Here you can read some reflections by Dr. Andrew Crouse, Head of the School ISG Jubail, who participated to the workshop:
“Oftentimes in my life, I don’t appreciate special relationships, situations, and places until they are gone. This was not the case for me today. As I left the Compass training, I knew immediately that I had just taken part in something special with a special group of people. It was the kind of circumstance in which a person is lucky to find himself or herself a few times each decade. Clinically, the training was intended to give us the ability to work towards a more sustainable future using systems thinking tools that take into account the complex interrelationships of nature, the economy, society, and human well being. That statement alone does almost nothing to explain why even the most stoic among us were doing their level best to keep dry eyes during the closing.

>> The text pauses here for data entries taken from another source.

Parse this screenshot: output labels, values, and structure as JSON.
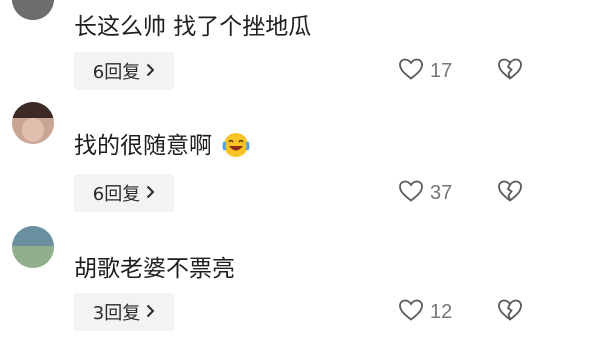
{
  "comments": [
    {
      "text": "长这么帅 找了个挫地瓜",
      "reply_label": "6回复",
      "like_count": "17",
      "avatar_colors": [
        "#2a2a2a",
        "#7a7a7a"
      ]
    },
    {
      "text": "找的很随意啊",
      "emoji": "laughing-crying-emoji",
      "reply_label": "6回复",
      "like_count": "37",
      "avatar_colors": [
        "#3b2a25",
        "#c9a593"
      ]
    },
    {
      "text": "胡歌老婆不票亮",
      "reply_label": "3回复",
      "like_count": "12",
      "avatar_colors": [
        "#6a8fa0",
        "#a9c0bd"
      ]
    }
  ],
  "icons": {
    "chevron": "chevron-right-icon",
    "like": "heart-outline-icon",
    "dislike": "broken-heart-icon"
  },
  "colors": {
    "text": "#1f1f1f",
    "reply_bg": "#f3f3f3",
    "count": "#777777",
    "icon_stroke": "#5a5a5a"
  }
}
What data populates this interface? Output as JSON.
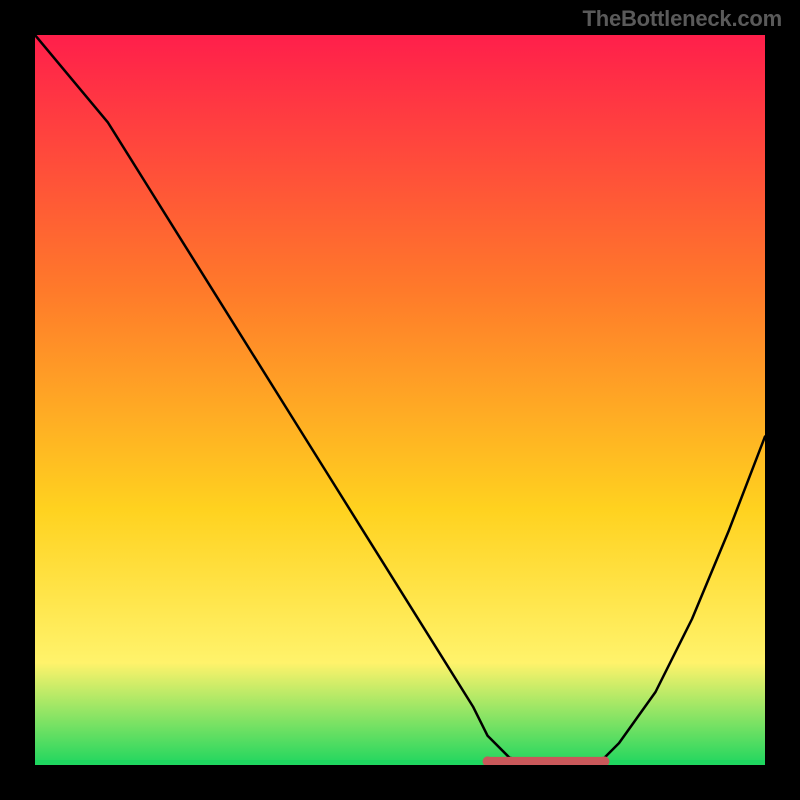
{
  "watermark": "TheBottleneck.com",
  "colors": {
    "bg_black": "#000000",
    "gradient_top": "#ff1f4b",
    "gradient_mid1": "#ff7a2a",
    "gradient_mid2": "#ffd21f",
    "gradient_mid3": "#fff36b",
    "gradient_bottom": "#1fd65f",
    "curve": "#000000",
    "marker_stroke": "#c9585a",
    "marker_fill": "#c9585a"
  },
  "chart_data": {
    "type": "line",
    "title": "",
    "xlabel": "",
    "ylabel": "",
    "xlim": [
      0,
      100
    ],
    "ylim": [
      0,
      100
    ],
    "grid": false,
    "legend": false,
    "annotations": [
      "TheBottleneck.com"
    ],
    "series": [
      {
        "name": "bottleneck-curve",
        "x": [
          0,
          5,
          10,
          15,
          20,
          25,
          30,
          35,
          40,
          45,
          50,
          55,
          60,
          62,
          65,
          70,
          75,
          78,
          80,
          85,
          90,
          95,
          100
        ],
        "y": [
          100,
          94,
          88,
          80,
          72,
          64,
          56,
          48,
          40,
          32,
          24,
          16,
          8,
          4,
          1,
          0,
          0,
          1,
          3,
          10,
          20,
          32,
          45
        ]
      }
    ],
    "optimal_band": {
      "name": "sweet-spot-marker",
      "x_start": 62,
      "x_end": 78,
      "y": 0.5
    }
  }
}
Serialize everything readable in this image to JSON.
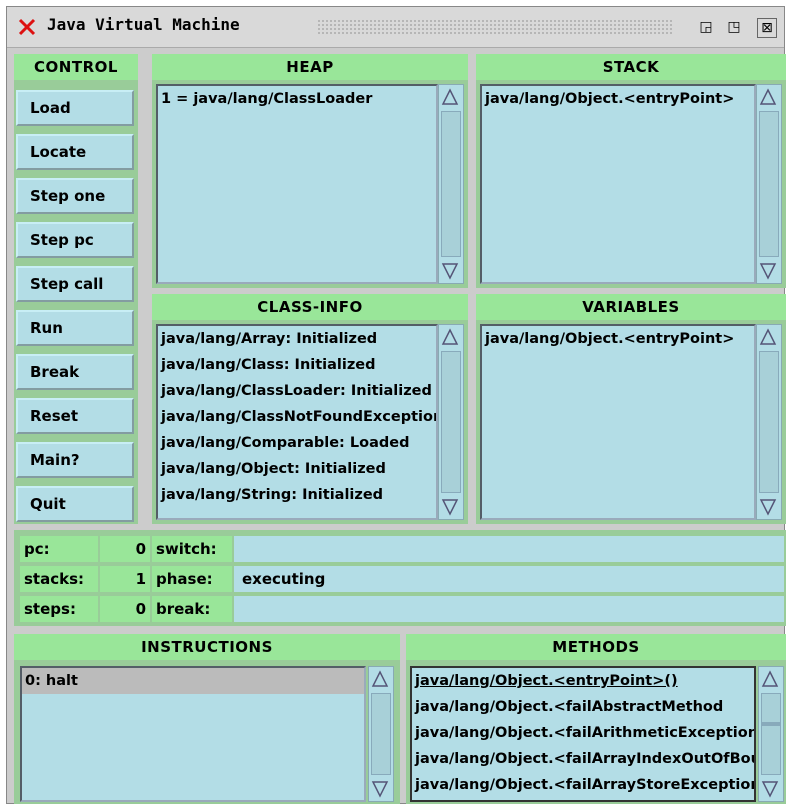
{
  "window": {
    "title": "Java Virtual Machine",
    "min_icon": "◲",
    "max_icon": "◳",
    "close_icon": "⊠"
  },
  "control": {
    "header": "CONTROL",
    "buttons": [
      "Load",
      "Locate",
      "Step one",
      "Step pc",
      "Step call",
      "Run",
      "Break",
      "Reset",
      "Main?",
      "Quit"
    ]
  },
  "heap": {
    "header": "HEAP",
    "items": [
      "1 = java/lang/ClassLoader"
    ]
  },
  "stack": {
    "header": "STACK",
    "items": [
      "java/lang/Object.<entryPoint>"
    ]
  },
  "class_info": {
    "header": "CLASS-INFO",
    "items": [
      "java/lang/Array: Initialized",
      "java/lang/Class: Initialized",
      "java/lang/ClassLoader: Initialized",
      "java/lang/ClassNotFoundException",
      "java/lang/Comparable: Loaded",
      "java/lang/Object: Initialized",
      "java/lang/String: Initialized"
    ]
  },
  "variables": {
    "header": "VARIABLES",
    "items": [
      "java/lang/Object.<entryPoint>"
    ]
  },
  "registers": {
    "pc_label": "pc:",
    "pc_value": "0",
    "stacks_label": "stacks:",
    "stacks_value": "1",
    "steps_label": "steps:",
    "steps_value": "0",
    "switch_label": "switch:",
    "switch_value": "",
    "phase_label": "phase:",
    "phase_value": "executing",
    "break_label": "break:",
    "break_value": ""
  },
  "instructions": {
    "header": "INSTRUCTIONS",
    "items": [
      "0: halt"
    ]
  },
  "methods": {
    "header": "METHODS",
    "items": [
      "java/lang/Object.<entryPoint>()",
      "java/lang/Object.<failAbstractMethod",
      "java/lang/Object.<failArithmeticException",
      "java/lang/Object.<failArrayIndexOutOfBounds",
      "java/lang/Object.<failArrayStoreException"
    ]
  },
  "colors": {
    "panel_header": "#99e699",
    "list_bg": "#b3dde6",
    "frame": "#cccccc"
  }
}
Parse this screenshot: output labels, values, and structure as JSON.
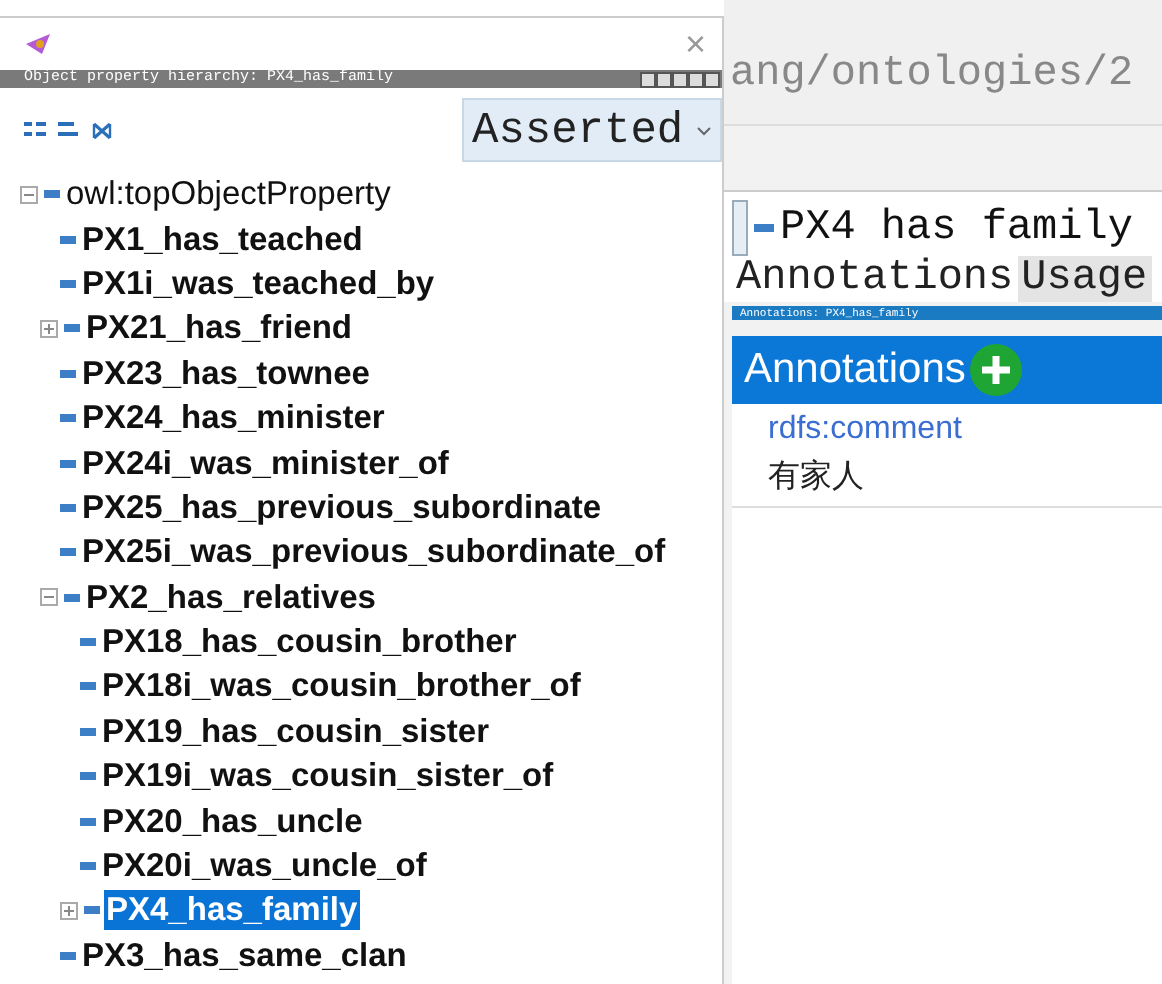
{
  "hierarchy_window": {
    "title_bar_close": "×",
    "header": "Object property hierarchy: PX4_has_family",
    "mode_dropdown": {
      "value": "Asserted"
    },
    "tree": [
      {
        "label": "owl:topObjectProperty",
        "expanded": true,
        "selected": false,
        "children": [
          {
            "label": "PX1_has_teached",
            "selected": false
          },
          {
            "label": "PX1i_was_teached_by",
            "selected": false
          },
          {
            "label": "PX21_has_friend",
            "expanded": false,
            "selected": false
          },
          {
            "label": "PX23_has_townee",
            "selected": false
          },
          {
            "label": "PX24_has_minister",
            "selected": false
          },
          {
            "label": "PX24i_was_minister_of",
            "selected": false
          },
          {
            "label": "PX25_has_previous_subordinate",
            "selected": false
          },
          {
            "label": "PX25i_was_previous_subordinate_of",
            "selected": false
          },
          {
            "label": "PX2_has_relatives",
            "expanded": true,
            "selected": false,
            "children": [
              {
                "label": "PX18_has_cousin_brother",
                "selected": false
              },
              {
                "label": "PX18i_was_cousin_brother_of",
                "selected": false
              },
              {
                "label": "PX19_has_cousin_sister",
                "selected": false
              },
              {
                "label": "PX19i_was_cousin_sister_of",
                "selected": false
              },
              {
                "label": "PX20_has_uncle",
                "selected": false
              },
              {
                "label": "PX20i_was_uncle_of",
                "selected": false
              },
              {
                "label": "PX4_has_family",
                "expanded": false,
                "selected": true
              }
            ]
          },
          {
            "label": "PX3_has_same_clan",
            "selected": false
          }
        ]
      }
    ]
  },
  "main": {
    "url_fragment": "ang/ontologies/2",
    "entity_title": "PX4 has family",
    "tabs": [
      {
        "label": "Annotations",
        "selected": true
      },
      {
        "label": "Usage",
        "selected": false
      }
    ],
    "view_header": "Annotations: PX4_has_family",
    "annotations_header": "Annotations",
    "annotations": [
      {
        "property": "rdfs:comment",
        "value": "有家人"
      }
    ]
  }
}
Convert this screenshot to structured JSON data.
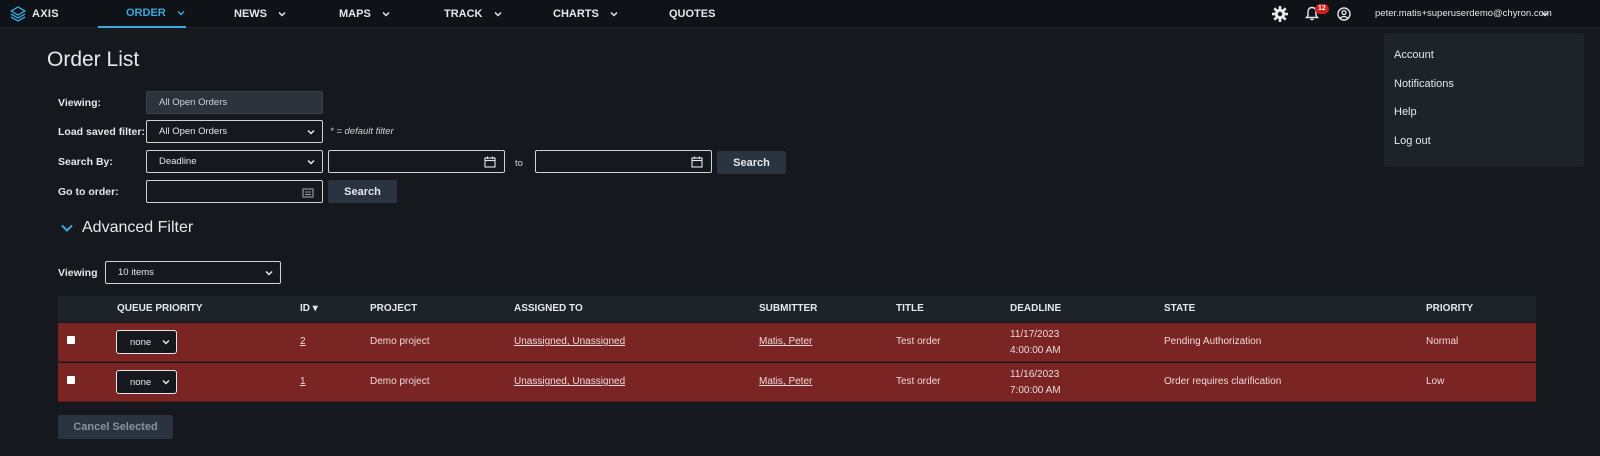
{
  "app": {
    "brand": "AXIS"
  },
  "nav": [
    {
      "label": "ORDER",
      "active": true,
      "has_menu": true
    },
    {
      "label": "NEWS",
      "has_menu": true
    },
    {
      "label": "MAPS",
      "has_menu": true
    },
    {
      "label": "TRACK",
      "has_menu": true
    },
    {
      "label": "CHARTS",
      "has_menu": true
    },
    {
      "label": "QUOTES",
      "has_menu": false
    }
  ],
  "header": {
    "settings_icon": "gear-icon",
    "notifications_icon": "bell-icon",
    "notification_count": "12",
    "user_icon": "user-circle-icon",
    "user_email": "peter.matis+superuserdemo@chyron.com"
  },
  "user_menu": {
    "items": [
      "Account",
      "Notifications",
      "Help",
      "Log out"
    ]
  },
  "page": {
    "title": "Order List"
  },
  "filters": {
    "viewing_label": "Viewing:",
    "viewing_value": "All Open Orders",
    "saved_filter_label": "Load saved filter:",
    "saved_filter_value": "All Open Orders",
    "default_hint": "* = default filter",
    "search_by_label": "Search By:",
    "search_by_value": "Deadline",
    "from_date": "",
    "to_label": "to",
    "to_date": "",
    "search_button": "Search",
    "goto_label": "Go to order:",
    "goto_value": "",
    "goto_button": "Search"
  },
  "advanced_filter": {
    "label": "Advanced Filter"
  },
  "list": {
    "viewing_label": "Viewing",
    "page_size": "10 items"
  },
  "table": {
    "headers": {
      "queue_priority": "QUEUE PRIORITY",
      "id": "ID",
      "project": "PROJECT",
      "assigned_to": "ASSIGNED TO",
      "submitter": "SUBMITTER",
      "title": "TITLE",
      "deadline": "DEADLINE",
      "state": "STATE",
      "priority": "PRIORITY"
    },
    "sort_indicator": "▾",
    "rows": [
      {
        "queue_priority": "none",
        "id": "2",
        "project": "Demo project",
        "assigned_to": "Unassigned, Unassigned",
        "submitter": "Matis, Peter",
        "title": "Test order",
        "deadline_date": "11/17/2023",
        "deadline_time": "4:00:00 AM",
        "state": "Pending Authorization",
        "priority": "Normal"
      },
      {
        "queue_priority": "none",
        "id": "1",
        "project": "Demo project",
        "assigned_to": "Unassigned, Unassigned",
        "submitter": "Matis, Peter",
        "title": "Test order",
        "deadline_date": "11/16/2023",
        "deadline_time": "7:00:00 AM",
        "state": "Order requires clarification",
        "priority": "Low"
      }
    ]
  },
  "actions": {
    "cancel_selected": "Cancel Selected"
  },
  "colors": {
    "background": "#15181d",
    "accent": "#3aa7e0",
    "row_highlight": "#7a2424",
    "badge": "#d51c1c"
  }
}
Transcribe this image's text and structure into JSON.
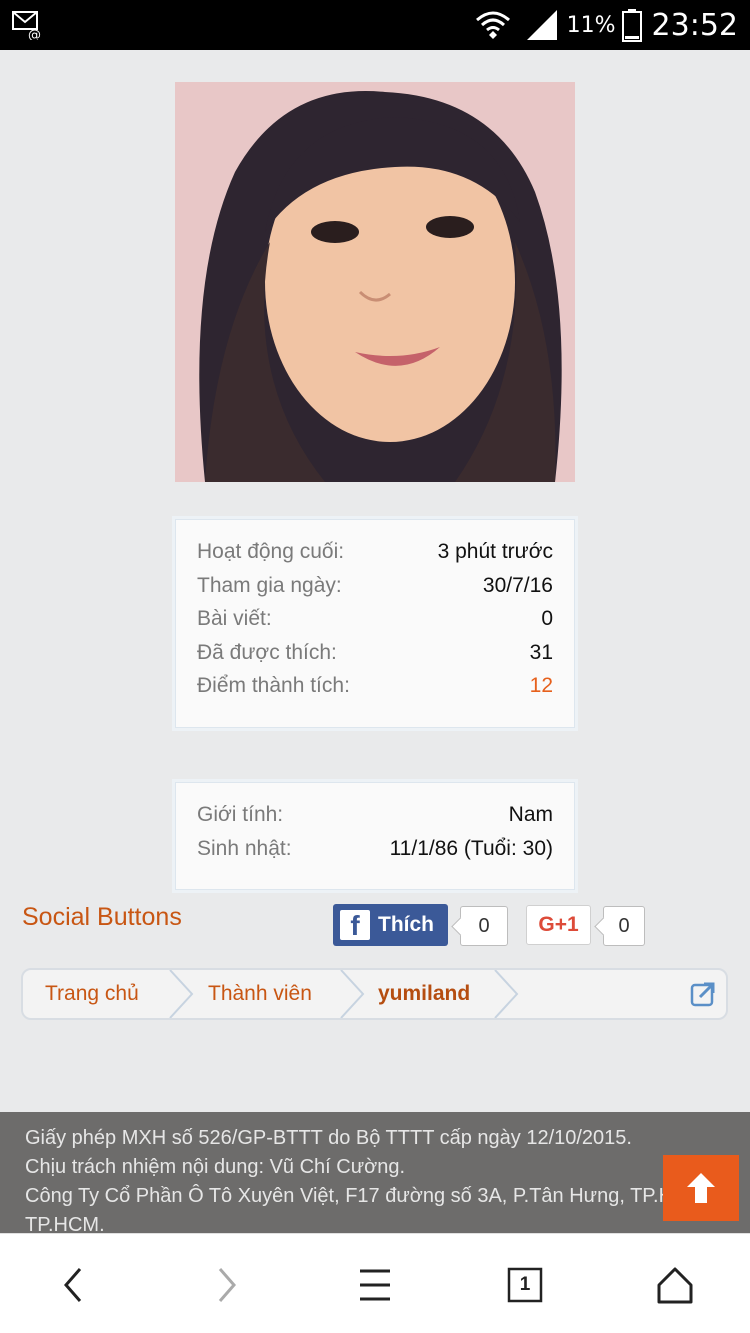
{
  "status_bar": {
    "battery_text": "11%",
    "time": "23:52"
  },
  "profile": {
    "stats": [
      {
        "label": "Hoạt động cuối:",
        "value": "3 phút trước"
      },
      {
        "label": "Tham gia ngày:",
        "value": "30/7/16"
      },
      {
        "label": "Bài viết:",
        "value": "0"
      },
      {
        "label": "Đã được thích:",
        "value": "31"
      },
      {
        "label": "Điểm thành tích:",
        "value": "12"
      }
    ],
    "details": [
      {
        "label": "Giới tính:",
        "value": "Nam"
      },
      {
        "label": "Sinh nhật:",
        "value": "11/1/86 (Tuổi: 30)"
      }
    ]
  },
  "social": {
    "title": "Social Buttons",
    "facebook_label": "Thích",
    "facebook_count": "0",
    "gplus_label": "G+1",
    "gplus_count": "0"
  },
  "breadcrumb": {
    "items": [
      "Trang chủ",
      "Thành viên",
      "yumiland"
    ]
  },
  "footer": {
    "lines": [
      "Giấy phép MXH số 526/GP-BTTT do Bộ TTTT cấp ngày 12/10/2015.",
      "Chịu trách nhiệm nội dung: Vũ Chí Cường.",
      "Công Ty Cổ Phần Ô Tô Xuyên Việt, F17 đường số 3A, P.Tân Hưng, TP.HCM.",
      "TP.HCM."
    ]
  },
  "browser_nav": {
    "tab_count": "1"
  },
  "colors": {
    "accent": "#c85613",
    "highlight": "#e6601c",
    "facebook": "#3b5998",
    "scroll_top": "#e95b1c",
    "footer_bg": "#6d6c6b"
  }
}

This tells us something about the trajectory that ISG Jubail is on, and the momentum that has been developed by leaders throughout the school. By leaders here I don’t mean those of us in formal leadership capacities; I mean leadership by those who are doing the work that matters most in classrooms, with students, everyday. These leaders truly inspire me as they reflect upon the emotional journeys on which they find themselves as they change practice in their classrooms and struggle alongside their colleagues in teams to craft the very best outcomes for students.
We learned to use new tools and new lenses to better understand the complexity of the systems in which we work as educators. We also began to discover leverage points where we might best intervene to bring about positive change. Most importantly, we rediscovered the human system that supports and sustains us as ISG Jubail. I feel incredibly fortunate to be amongst such thoughtful and talented people”.